Snugg Pro also partnered with Pearl Certification, which documents and certifies home energy features in a format that follows the home through subsequent sales. One interface handles both the rebate qualification modeling and the long-term asset documentation. For a contractor, the workflow compresses from a two-day audit-and-modeling exercise to a few hours of data entry followed by automated calibration and report generation.

Simple math tells the story. If calibration increases realization rates from 61 to 91 percent, a homeowner who invests $12,000 in retrofits expecting $720 in annual savings (30 percent of a $2,400 bill) gets $655 instead of $439. Over 15 years, the calibrated model delivers $3,240 more in real savings than the uncalibrated one. That gap matters. It is the difference between a retrofit that pays for itself and one that never does.

61% → 91%
Median realization rate before and after BPI-2400 model calibration in NYSERDA's home performance program. Same retrofits. Same homes. Better math.

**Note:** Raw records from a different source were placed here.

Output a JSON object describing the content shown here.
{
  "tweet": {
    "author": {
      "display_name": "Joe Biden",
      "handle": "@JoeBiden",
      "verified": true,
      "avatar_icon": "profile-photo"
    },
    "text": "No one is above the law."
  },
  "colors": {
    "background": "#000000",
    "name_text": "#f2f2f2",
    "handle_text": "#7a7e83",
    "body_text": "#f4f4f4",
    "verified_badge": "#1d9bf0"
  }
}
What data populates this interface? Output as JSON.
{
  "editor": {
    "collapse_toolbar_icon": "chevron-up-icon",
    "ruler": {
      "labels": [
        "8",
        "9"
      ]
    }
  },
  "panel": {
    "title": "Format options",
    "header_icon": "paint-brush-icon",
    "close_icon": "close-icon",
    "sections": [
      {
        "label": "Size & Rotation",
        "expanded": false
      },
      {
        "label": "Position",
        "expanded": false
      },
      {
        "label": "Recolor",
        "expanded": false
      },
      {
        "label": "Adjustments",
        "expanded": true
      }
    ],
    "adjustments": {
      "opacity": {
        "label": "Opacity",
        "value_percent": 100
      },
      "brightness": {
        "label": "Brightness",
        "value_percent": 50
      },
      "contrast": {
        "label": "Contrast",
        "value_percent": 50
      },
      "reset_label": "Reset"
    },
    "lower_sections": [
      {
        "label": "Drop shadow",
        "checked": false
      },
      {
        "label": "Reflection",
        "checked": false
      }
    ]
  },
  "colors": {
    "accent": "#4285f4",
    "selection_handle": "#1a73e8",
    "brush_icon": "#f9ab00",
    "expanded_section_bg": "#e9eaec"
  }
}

The Strongest Case Against Worrying

DOE already mandated calibration. The worst-case 61 percent realization rate comes from programs that did not require it, and the HOMES program does. If every contractor uses approved software like Snugg Pro and enters data honestly, the accuracy problem is largely solved before the rebate check is cut.

But "if every contractor enters data honestly" is doing enormous work in that sentence. BPI-2400 calibration requires accurate utility billing history, which means the homeowner needs to provide 12 months of bills, the contractor needs to input them correctly, and the model needs to be configured to match the actual house rather than a convenient approximation of it. A contractor incentivized to show higher savings to push the homeowner into the upper rebate tier has a clear motivation to be optimistic with inputs the automated calibration cannot independently verify, like assumed occupancy patterns and thermostat schedules.

What You Should Do

If you are planning a retrofit to qualify for HOMES rebates, three questions determine whether you get real savings or a spreadsheet fantasy.

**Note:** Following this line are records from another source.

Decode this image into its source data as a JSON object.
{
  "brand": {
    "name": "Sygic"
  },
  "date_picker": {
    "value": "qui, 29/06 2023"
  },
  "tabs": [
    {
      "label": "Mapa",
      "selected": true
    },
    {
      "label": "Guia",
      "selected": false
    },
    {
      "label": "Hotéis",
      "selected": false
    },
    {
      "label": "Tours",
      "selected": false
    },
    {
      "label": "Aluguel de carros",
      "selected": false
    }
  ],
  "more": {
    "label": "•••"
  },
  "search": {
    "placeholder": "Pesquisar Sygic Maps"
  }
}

First: is your contractor using DOE-approved modeling software? Snugg Pro is currently the only approved platform for single-family homes. If your contractor is using a generic energy model without BPI-2400 calibration, the savings prediction is unreliable and your rebate application may not qualify.

Second: did the model calibrate to your actual utility bills? Ask to see the calibration report, and if modeled baseline consumption is more than 15 percent higher than your actual bills show, the savings projection is inflated. Push back before work starts.

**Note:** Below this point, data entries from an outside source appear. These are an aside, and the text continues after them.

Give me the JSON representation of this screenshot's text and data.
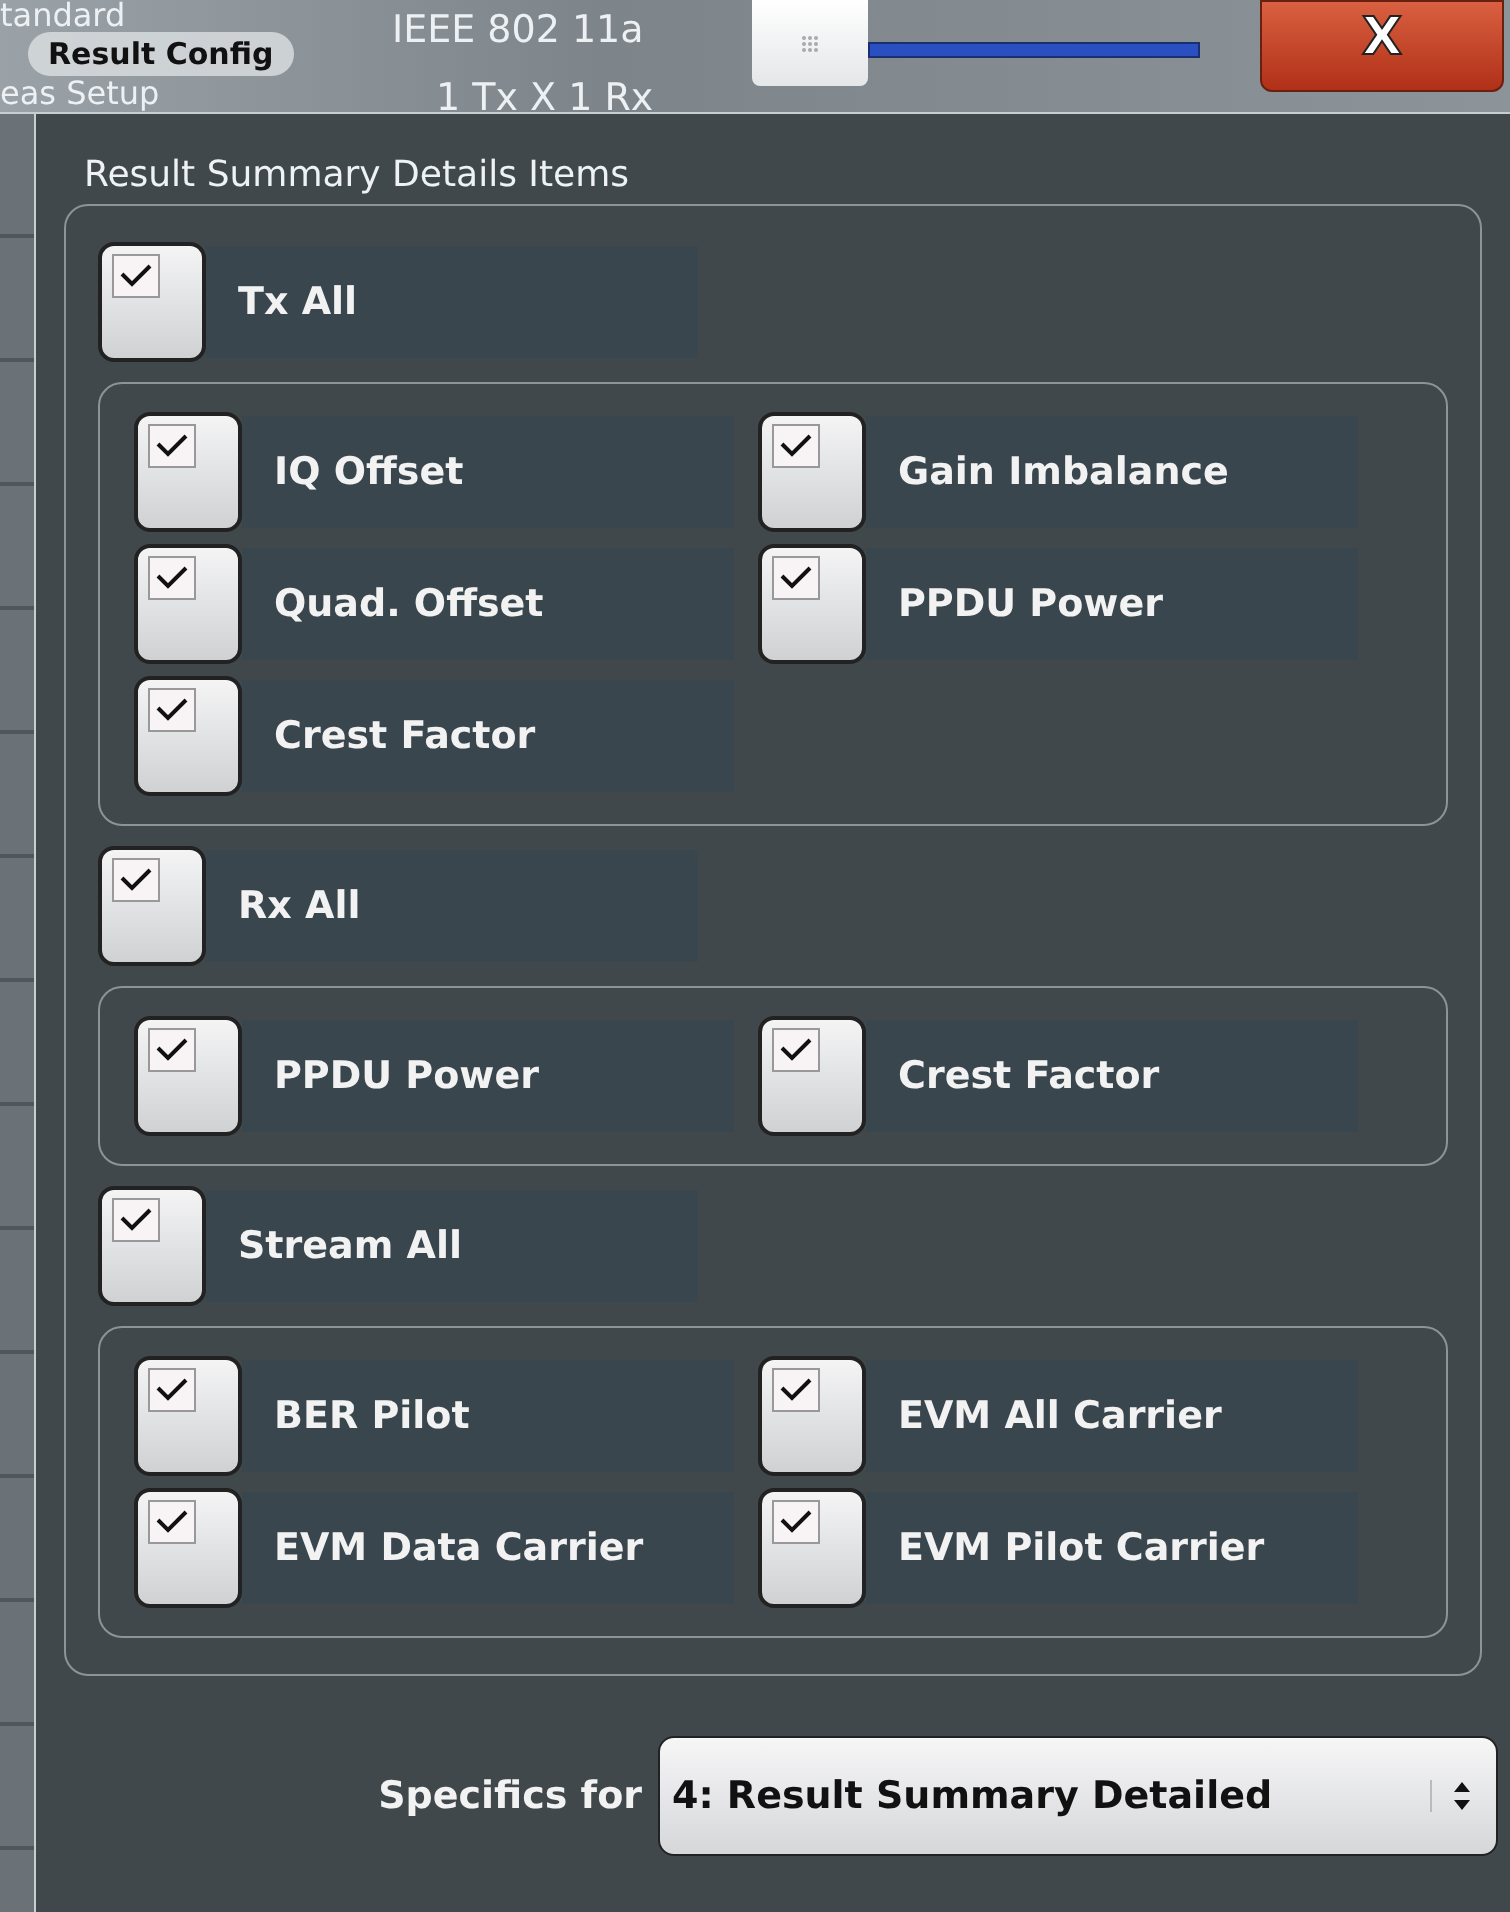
{
  "background": {
    "texts": [
      "tandard",
      "eas Setup",
      "IEEE 802 11a",
      "1 Tx X 1 Rx"
    ]
  },
  "dialog": {
    "title": "Result Config",
    "close": "X"
  },
  "group_title": "Result Summary Details Items",
  "sections": [
    {
      "label": "Tx All",
      "checked": true,
      "items": [
        {
          "label": "IQ Offset",
          "checked": true
        },
        {
          "label": "Gain Imbalance",
          "checked": true
        },
        {
          "label": "Quad. Offset",
          "checked": true
        },
        {
          "label": "PPDU Power",
          "checked": true
        },
        {
          "label": "Crest Factor",
          "checked": true
        }
      ]
    },
    {
      "label": "Rx All",
      "checked": true,
      "items": [
        {
          "label": "PPDU Power",
          "checked": true
        },
        {
          "label": "Crest Factor",
          "checked": true
        }
      ]
    },
    {
      "label": "Stream All",
      "checked": true,
      "items": [
        {
          "label": "BER Pilot",
          "checked": true
        },
        {
          "label": "EVM All Carrier",
          "checked": true
        },
        {
          "label": "EVM Data Carrier",
          "checked": true
        },
        {
          "label": "EVM Pilot Carrier",
          "checked": true
        }
      ]
    }
  ],
  "specifics": {
    "label": "Specifics for",
    "value": "4: Result Summary Detailed"
  }
}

Third: choose the measured pathway if you can wait. The HOMES program offers a separate track that calculates rebates based on actual measured savings using open-source measurement and verification software, comparing real pre-retrofit and post-retrofit energy use. You wait longer for the rebate, but you get paid for what actually happened instead of what a model predicted.

Insulation and air sealing consistently rank as the highest-return measures across decades of program evaluations. Storm windows and doors, perennially popular with homeowners, rank lowest. A programmable thermostat costs $50 and, according to the Annual Reviews analysis, delivers savings comparable to retrofit measures costing thousands.

Limitations of This Analysis

The 7.2 percent mean savings figure aggregates programs spanning 37 years, during which building codes, insulation materials, HVAC efficiency, and modeling tools all improved substantially. Current programs likely achieve higher savings than those from the 1980s and 1990s, but no recent large-scale meta-analysis separates modern programs from historical ones. The NYSERDA realization rate data comes from a single state's program and may not generalize to regions with different climates, housing stock, or contractor quality. No HOMES program has operated long enough to generate post-retrofit measured savings data, so the 91 percent calibrated realization rate remains a projection based on pre-IRA program evidence. The IRA's energy provisions face potential modification under the current administration's reconciliation legislation; rebate availability and amounts may change.